Port-Gentil (1993 est. pop. 80,000) is the second-largest city of Gabon and a leading seaport. It is the centre of Gabon's petroleum and timber industries. Although it lies inshore, the nearby mainland is a remote forest area and it is not connected by road to the rest of the nation. The city lies close to Cape Lopez, the westernmost point in Gabon.
The settlement was established on Mandji Island in the delta of the Ogowe River by the French, who signed a treaty with the Orungu people in 1873. It was used as a base for the expeditions of de Brazza into the interior, then in 1894 a customs post was set up, becoming the nucleus of a trading centre that included Hatton & Cookson, John Holt, Woermann, Société du Haut-Ogooué, and Compagnie d'Exploitations Forestières Africaines. The main products were initially rubber and ivory, gradually supplemented by woods, particularly okoumé for plywood.
The town was named after the French colonial administrator Émile Gentil in 1900. After World War I it became a port for timber, but it grew rapidly only after Elf began oil exploration in the area. It received its first bank branch when Bank of West Africa (BAO), opened a branch there in 1928.

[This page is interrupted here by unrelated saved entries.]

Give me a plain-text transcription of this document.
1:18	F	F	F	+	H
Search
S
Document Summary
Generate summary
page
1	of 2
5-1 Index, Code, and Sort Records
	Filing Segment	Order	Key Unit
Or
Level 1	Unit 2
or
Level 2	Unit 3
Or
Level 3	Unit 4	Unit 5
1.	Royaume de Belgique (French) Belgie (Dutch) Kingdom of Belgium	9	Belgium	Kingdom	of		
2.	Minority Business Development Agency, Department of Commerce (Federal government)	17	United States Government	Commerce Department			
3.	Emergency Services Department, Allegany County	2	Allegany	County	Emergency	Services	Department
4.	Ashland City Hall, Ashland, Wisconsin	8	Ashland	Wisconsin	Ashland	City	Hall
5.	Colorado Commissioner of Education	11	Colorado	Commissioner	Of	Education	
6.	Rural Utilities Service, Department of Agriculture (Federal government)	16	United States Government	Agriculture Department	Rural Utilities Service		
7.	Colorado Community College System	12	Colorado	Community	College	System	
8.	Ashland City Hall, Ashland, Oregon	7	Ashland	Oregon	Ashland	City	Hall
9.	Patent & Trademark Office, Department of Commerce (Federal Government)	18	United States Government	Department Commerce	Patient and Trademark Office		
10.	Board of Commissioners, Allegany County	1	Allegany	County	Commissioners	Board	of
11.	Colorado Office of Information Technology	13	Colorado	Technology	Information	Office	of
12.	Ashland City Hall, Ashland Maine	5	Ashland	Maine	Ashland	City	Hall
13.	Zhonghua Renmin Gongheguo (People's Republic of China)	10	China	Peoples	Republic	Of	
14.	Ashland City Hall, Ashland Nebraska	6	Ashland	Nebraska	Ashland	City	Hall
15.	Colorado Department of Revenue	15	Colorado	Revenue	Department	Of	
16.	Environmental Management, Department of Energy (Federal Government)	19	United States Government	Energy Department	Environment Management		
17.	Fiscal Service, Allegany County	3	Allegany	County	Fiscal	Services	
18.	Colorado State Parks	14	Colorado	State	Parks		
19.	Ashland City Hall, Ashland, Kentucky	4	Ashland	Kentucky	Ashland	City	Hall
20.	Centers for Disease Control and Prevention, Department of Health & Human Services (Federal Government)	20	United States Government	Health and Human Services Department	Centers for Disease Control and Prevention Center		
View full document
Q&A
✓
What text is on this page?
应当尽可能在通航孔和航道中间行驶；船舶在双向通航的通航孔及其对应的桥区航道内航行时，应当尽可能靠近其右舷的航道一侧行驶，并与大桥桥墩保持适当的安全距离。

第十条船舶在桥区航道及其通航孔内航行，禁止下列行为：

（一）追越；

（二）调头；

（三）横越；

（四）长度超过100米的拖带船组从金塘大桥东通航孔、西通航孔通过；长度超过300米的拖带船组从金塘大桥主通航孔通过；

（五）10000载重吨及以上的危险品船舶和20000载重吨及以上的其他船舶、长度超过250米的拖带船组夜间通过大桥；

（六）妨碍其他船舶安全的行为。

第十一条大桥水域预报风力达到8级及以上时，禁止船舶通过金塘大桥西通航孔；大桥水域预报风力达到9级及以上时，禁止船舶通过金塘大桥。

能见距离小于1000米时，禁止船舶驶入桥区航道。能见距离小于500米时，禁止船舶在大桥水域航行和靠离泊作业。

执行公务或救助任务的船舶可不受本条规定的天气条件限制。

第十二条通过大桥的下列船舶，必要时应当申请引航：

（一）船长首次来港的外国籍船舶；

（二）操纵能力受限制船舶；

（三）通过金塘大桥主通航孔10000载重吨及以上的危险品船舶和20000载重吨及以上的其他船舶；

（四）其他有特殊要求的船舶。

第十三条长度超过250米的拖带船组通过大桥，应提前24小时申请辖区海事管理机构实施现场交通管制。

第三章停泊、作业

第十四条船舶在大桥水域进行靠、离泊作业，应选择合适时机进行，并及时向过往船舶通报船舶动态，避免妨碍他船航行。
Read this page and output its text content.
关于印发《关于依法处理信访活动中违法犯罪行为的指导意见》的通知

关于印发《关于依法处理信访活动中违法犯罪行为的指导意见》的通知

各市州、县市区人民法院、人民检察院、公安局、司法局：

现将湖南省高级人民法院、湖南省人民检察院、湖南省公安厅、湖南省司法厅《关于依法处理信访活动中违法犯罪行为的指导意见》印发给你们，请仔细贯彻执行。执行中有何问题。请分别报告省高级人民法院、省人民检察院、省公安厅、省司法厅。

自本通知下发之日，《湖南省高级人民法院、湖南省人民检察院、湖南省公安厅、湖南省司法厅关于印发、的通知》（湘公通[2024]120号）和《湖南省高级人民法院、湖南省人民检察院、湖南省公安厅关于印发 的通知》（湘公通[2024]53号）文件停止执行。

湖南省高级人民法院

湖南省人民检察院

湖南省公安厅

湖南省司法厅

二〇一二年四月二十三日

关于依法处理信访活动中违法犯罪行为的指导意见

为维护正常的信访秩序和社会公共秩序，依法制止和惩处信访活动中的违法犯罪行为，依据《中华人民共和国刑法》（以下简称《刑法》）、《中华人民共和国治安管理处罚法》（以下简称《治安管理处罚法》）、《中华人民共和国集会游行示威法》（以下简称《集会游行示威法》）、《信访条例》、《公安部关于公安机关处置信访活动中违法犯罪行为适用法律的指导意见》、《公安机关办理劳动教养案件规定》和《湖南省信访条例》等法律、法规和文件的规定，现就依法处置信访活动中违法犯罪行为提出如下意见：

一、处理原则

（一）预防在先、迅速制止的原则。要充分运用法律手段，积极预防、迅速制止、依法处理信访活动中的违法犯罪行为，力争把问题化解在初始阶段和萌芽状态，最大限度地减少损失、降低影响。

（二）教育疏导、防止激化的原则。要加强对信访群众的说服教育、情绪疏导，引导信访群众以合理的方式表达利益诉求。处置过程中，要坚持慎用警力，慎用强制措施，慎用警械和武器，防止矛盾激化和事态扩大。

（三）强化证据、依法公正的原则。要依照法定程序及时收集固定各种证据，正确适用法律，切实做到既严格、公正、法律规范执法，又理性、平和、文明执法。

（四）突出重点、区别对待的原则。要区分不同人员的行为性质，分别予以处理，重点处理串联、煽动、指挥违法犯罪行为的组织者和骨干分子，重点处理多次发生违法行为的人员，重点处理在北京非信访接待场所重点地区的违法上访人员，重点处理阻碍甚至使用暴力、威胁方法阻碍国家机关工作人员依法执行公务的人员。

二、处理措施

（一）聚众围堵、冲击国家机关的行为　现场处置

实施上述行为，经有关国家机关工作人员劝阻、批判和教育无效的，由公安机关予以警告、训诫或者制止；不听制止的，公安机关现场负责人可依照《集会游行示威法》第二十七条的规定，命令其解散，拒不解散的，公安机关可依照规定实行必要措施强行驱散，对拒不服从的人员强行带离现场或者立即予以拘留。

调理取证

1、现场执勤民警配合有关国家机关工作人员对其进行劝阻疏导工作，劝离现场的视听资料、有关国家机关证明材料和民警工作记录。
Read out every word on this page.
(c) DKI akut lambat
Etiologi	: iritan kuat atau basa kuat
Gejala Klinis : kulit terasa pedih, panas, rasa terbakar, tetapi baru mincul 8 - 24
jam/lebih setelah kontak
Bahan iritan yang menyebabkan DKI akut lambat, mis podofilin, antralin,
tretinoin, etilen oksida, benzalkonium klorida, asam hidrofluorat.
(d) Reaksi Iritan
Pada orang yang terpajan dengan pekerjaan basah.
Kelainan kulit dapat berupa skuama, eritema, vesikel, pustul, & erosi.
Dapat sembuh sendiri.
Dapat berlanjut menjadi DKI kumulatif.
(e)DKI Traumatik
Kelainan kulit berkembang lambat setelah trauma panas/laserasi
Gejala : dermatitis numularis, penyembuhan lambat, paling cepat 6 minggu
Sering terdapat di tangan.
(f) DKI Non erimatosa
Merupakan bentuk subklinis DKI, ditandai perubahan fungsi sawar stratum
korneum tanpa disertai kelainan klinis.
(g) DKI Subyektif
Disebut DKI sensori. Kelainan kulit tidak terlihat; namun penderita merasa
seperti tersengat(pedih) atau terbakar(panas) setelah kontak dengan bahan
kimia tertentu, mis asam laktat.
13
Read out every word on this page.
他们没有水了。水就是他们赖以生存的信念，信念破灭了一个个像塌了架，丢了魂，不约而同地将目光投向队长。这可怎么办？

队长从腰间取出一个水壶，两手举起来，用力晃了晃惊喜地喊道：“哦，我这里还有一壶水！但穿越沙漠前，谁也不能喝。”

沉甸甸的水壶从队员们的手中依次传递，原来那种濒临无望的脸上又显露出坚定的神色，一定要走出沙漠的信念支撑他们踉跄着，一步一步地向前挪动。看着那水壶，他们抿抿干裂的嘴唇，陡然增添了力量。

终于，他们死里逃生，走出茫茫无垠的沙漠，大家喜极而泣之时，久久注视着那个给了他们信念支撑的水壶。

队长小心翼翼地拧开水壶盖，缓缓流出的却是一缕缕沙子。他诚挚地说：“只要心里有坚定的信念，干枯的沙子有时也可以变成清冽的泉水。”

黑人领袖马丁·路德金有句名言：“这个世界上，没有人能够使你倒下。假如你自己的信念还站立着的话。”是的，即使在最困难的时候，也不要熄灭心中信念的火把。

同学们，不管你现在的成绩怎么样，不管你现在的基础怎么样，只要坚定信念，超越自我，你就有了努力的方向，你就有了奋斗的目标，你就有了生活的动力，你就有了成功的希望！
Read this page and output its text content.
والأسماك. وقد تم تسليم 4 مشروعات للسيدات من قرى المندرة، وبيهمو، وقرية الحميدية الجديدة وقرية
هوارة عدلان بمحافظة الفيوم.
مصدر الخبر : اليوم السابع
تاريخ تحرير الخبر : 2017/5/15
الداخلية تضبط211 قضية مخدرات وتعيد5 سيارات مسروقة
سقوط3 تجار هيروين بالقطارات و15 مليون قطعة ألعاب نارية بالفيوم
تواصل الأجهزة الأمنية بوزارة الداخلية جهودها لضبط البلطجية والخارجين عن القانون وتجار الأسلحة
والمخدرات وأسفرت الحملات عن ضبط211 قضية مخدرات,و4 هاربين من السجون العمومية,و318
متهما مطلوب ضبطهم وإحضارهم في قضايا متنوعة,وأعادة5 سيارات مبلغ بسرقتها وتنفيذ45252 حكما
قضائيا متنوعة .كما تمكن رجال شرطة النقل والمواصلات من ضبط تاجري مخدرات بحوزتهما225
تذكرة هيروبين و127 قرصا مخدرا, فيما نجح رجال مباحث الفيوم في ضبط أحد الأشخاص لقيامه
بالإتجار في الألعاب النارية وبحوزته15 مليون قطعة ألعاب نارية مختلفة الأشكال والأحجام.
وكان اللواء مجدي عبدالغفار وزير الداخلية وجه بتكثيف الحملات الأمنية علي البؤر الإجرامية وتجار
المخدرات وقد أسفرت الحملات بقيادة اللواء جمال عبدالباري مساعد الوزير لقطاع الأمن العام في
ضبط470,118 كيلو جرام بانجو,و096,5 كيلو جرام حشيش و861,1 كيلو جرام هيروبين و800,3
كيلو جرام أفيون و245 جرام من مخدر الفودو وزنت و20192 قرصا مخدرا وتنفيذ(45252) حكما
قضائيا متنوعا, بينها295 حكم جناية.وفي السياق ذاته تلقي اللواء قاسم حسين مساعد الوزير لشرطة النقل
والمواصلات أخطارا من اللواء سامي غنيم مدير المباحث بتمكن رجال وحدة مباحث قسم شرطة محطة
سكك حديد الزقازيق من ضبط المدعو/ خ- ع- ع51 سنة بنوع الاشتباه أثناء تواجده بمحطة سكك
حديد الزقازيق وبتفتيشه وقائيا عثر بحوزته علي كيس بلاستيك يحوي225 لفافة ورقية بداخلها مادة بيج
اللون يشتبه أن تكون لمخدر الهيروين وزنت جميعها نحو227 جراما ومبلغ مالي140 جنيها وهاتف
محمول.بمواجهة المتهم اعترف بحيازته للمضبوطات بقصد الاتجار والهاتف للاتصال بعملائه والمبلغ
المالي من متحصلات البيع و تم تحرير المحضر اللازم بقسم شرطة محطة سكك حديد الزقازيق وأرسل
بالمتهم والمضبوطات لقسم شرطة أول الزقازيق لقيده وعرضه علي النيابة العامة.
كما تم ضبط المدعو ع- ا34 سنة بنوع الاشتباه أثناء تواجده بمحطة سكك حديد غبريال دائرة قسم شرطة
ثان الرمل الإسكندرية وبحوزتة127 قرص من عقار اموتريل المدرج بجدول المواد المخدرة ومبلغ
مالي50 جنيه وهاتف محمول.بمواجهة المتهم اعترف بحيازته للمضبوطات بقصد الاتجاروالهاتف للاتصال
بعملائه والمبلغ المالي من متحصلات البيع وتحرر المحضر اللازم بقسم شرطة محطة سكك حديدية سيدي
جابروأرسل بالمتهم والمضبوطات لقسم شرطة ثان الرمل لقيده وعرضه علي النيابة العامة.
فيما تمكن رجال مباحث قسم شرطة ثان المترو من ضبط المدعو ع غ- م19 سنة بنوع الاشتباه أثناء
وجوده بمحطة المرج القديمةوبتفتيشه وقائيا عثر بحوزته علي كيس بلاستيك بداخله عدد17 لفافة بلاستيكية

The town is now known for its hotels and its nightlife, while attractions include the St Louis Church (built in 1927), a zoo, a casino, beaches and a golf course, as well as the wildlife in local swamps.
Port Gentil is technically on an island, and no bridge connects it to the mainland. The limited number of paved roads within the city are also poorly maintained. It has an airport serving as the main channel of transportation with the world. Regular flights connect it with Libreville, capital of Gabon. Oil company charters to other destinations are a regular sight from the airport.